Mit der Zeit ist das so ne Sache; ehe man sie hat, ist sie quasi vorbei und man hat die Hälfte wieder verpennt. Das tolle Death Metal- Jahr 2016 ist vorbei, aber bevor wir uns den kommenden Highlights zuwenden, hier noch ein Blick zurück. Denn was muß, das muß ! Und das mit SENTINENT HORROR muß sowas von !!! Die Amis zelebrieren auf ihrem ersten Album den guten alten Schweden Death Metal wie es seit - was weiß ich seit wann - nicht mehr getan wurde. "Ungodly Forms" ist die ultimative Hommage an die Ikonen des Genres und deren unvergänglichen Meisterwerke. Hier lodert das Feuer, das DISMEMBER und ENTOMBED mit ihren Frühwerken entfacht haben, in seiner hellsten Pracht. Fxxk yeah, hier gibt es die absolute Vollbedienung. Die typischen "tiefergelegten" Gitarren fräsen ihre Schneisen in die Gehörgänge, können aber auch mal einen auf melodisch a la DISMEMBER machen. Vocalist Matt malträtiert seine Stimmbänder so gekonnt, daß er sich aufrecht neben den Meistern Kärki und Petrov zeigen kann.Das klingt alles so authentisch, daß es schon beängstigend ist - der einzige Fake ist, daß die Band eben nicht aus Schweden ist, aber dafür klingt die Mannschaft aus New Jersey schwedischer als alle anderen Genrevertreter der letzten Jahre."Like An Everflowing Stream", "Left Hand Path" und "Into The Grave" sind wohl mit die wichtigsten Alben unter allen Klassikern, "Ungodly Forms" nimmt aber in der heutigen Zeit eine ähnlich wichtige Position ein: auf Platten wie dieser lebt der Schweden Death Metal in Bestform weiter.
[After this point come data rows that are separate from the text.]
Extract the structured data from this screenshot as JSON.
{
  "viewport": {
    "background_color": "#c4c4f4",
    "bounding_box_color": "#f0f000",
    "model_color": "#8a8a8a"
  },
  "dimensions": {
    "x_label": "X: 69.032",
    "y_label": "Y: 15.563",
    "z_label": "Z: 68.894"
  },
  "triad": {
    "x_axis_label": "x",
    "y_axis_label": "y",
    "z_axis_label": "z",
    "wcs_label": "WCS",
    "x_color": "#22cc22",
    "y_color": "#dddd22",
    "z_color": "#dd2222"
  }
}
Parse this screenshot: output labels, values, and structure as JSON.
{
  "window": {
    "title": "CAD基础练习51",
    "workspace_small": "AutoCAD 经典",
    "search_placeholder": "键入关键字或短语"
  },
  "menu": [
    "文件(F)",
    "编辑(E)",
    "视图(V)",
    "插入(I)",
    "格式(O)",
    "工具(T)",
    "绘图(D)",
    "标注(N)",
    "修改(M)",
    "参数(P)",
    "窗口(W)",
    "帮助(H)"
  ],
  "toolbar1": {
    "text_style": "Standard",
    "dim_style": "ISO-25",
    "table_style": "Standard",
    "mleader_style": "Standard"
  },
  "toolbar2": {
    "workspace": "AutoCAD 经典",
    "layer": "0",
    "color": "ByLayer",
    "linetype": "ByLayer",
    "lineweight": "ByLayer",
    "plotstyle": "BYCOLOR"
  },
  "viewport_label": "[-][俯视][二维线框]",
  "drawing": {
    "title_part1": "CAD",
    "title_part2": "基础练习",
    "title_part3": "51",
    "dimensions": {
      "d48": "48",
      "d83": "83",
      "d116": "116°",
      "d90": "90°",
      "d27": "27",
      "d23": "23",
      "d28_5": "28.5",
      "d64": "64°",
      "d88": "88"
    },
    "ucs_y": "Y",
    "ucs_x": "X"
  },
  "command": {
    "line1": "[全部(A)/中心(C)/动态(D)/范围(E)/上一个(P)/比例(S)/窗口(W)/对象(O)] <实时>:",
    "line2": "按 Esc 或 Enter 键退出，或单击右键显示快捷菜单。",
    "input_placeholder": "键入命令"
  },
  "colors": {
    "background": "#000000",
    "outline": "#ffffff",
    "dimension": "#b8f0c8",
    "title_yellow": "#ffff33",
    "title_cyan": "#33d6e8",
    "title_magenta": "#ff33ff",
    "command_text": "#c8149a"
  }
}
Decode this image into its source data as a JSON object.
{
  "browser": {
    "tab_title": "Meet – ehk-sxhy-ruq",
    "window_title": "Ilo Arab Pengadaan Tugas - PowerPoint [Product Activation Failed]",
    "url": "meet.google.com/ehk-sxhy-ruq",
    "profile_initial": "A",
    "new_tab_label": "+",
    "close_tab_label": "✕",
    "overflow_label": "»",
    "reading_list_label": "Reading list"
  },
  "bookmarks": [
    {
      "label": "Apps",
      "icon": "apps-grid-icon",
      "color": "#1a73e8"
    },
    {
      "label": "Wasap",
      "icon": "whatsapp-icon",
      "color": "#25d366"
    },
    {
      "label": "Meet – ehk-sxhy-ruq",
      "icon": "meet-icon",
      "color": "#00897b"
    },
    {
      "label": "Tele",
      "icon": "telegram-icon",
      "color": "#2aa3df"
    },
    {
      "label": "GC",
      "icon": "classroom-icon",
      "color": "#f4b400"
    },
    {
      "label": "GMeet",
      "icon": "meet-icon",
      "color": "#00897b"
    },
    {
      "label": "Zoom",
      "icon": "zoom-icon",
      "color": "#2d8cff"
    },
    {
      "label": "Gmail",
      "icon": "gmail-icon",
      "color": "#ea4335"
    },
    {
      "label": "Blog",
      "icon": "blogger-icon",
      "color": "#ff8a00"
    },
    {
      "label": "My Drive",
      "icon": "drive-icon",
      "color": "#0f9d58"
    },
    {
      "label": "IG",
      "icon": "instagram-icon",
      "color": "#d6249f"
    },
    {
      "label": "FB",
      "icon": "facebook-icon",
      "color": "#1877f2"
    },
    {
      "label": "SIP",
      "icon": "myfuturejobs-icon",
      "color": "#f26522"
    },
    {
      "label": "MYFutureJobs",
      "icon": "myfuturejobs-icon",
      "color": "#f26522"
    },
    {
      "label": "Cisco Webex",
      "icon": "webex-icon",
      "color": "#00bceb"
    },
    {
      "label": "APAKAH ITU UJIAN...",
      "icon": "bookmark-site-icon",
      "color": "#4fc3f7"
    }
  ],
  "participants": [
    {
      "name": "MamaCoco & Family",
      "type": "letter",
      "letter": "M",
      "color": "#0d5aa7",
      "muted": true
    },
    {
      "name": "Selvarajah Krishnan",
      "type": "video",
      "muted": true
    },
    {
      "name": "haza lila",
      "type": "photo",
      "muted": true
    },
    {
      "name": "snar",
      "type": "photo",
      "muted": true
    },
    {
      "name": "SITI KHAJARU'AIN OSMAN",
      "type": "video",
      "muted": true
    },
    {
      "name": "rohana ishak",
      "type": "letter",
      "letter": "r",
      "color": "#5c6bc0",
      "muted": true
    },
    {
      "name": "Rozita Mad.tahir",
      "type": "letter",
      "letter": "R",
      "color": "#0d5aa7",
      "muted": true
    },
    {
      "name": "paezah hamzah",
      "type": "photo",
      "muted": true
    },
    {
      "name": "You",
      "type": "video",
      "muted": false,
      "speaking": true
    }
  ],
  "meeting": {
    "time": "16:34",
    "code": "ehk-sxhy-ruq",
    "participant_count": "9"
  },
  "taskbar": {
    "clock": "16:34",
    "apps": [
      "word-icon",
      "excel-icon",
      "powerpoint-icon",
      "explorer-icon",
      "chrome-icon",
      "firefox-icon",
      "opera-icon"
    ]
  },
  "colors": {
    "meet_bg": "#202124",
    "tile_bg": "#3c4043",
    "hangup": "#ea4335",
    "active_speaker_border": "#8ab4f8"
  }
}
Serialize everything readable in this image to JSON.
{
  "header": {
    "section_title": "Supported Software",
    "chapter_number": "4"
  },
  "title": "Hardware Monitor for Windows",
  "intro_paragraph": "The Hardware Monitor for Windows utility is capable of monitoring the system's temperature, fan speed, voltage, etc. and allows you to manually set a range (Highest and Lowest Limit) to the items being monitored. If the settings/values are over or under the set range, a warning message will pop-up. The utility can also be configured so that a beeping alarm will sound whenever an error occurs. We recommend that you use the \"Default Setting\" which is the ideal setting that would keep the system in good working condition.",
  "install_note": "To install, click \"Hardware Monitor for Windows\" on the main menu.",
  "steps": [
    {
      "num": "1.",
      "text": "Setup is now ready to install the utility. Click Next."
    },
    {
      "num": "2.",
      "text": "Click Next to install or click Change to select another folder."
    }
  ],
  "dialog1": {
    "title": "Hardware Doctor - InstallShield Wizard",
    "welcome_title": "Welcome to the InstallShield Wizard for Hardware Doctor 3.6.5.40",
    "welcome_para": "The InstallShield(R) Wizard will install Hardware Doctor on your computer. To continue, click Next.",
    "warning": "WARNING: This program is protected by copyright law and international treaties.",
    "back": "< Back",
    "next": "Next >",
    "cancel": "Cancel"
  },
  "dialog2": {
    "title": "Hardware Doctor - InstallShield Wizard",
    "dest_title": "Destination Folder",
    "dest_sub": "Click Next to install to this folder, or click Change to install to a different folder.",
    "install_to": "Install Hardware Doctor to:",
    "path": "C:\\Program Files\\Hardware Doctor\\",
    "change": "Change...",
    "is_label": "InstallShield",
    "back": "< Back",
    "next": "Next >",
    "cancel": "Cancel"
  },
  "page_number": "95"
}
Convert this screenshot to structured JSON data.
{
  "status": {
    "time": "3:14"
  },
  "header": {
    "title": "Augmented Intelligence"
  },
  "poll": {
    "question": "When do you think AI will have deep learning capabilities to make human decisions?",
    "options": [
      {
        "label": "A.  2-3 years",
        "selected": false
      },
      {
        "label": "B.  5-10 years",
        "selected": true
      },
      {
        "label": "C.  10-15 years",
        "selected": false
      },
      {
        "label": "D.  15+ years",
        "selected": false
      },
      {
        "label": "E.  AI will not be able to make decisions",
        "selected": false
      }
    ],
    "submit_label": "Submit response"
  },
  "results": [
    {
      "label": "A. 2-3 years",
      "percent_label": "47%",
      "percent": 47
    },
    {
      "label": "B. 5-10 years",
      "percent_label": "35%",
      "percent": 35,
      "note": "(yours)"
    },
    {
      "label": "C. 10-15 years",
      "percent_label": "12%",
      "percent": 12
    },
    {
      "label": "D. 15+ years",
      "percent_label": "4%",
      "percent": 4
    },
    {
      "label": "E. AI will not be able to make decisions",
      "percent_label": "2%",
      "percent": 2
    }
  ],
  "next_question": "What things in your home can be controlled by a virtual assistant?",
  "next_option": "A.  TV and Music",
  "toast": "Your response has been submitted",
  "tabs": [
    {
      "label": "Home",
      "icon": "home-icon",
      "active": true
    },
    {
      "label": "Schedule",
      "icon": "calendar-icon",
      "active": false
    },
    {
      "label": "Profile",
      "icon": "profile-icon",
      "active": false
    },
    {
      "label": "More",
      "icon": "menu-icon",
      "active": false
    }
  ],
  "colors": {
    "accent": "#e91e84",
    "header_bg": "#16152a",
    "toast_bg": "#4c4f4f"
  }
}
Es gilt hier nicht, einzelne Songs hervorzuheben, sondern es gilt einfach nur zusagen, daß absolut jeder, der diesem Sound seit Anbeginn verfallen ist ( und alle, die ihn heute noch zu schätzen wissen ), sich "Ungodly Forms" in sein Regal stellen muß ! Aber auch jeder Death Metal - Fan generell sollte mal reinlauschen, da speziell in den letzten Songs der Scheibe der amerikanische Sound durchschimmert.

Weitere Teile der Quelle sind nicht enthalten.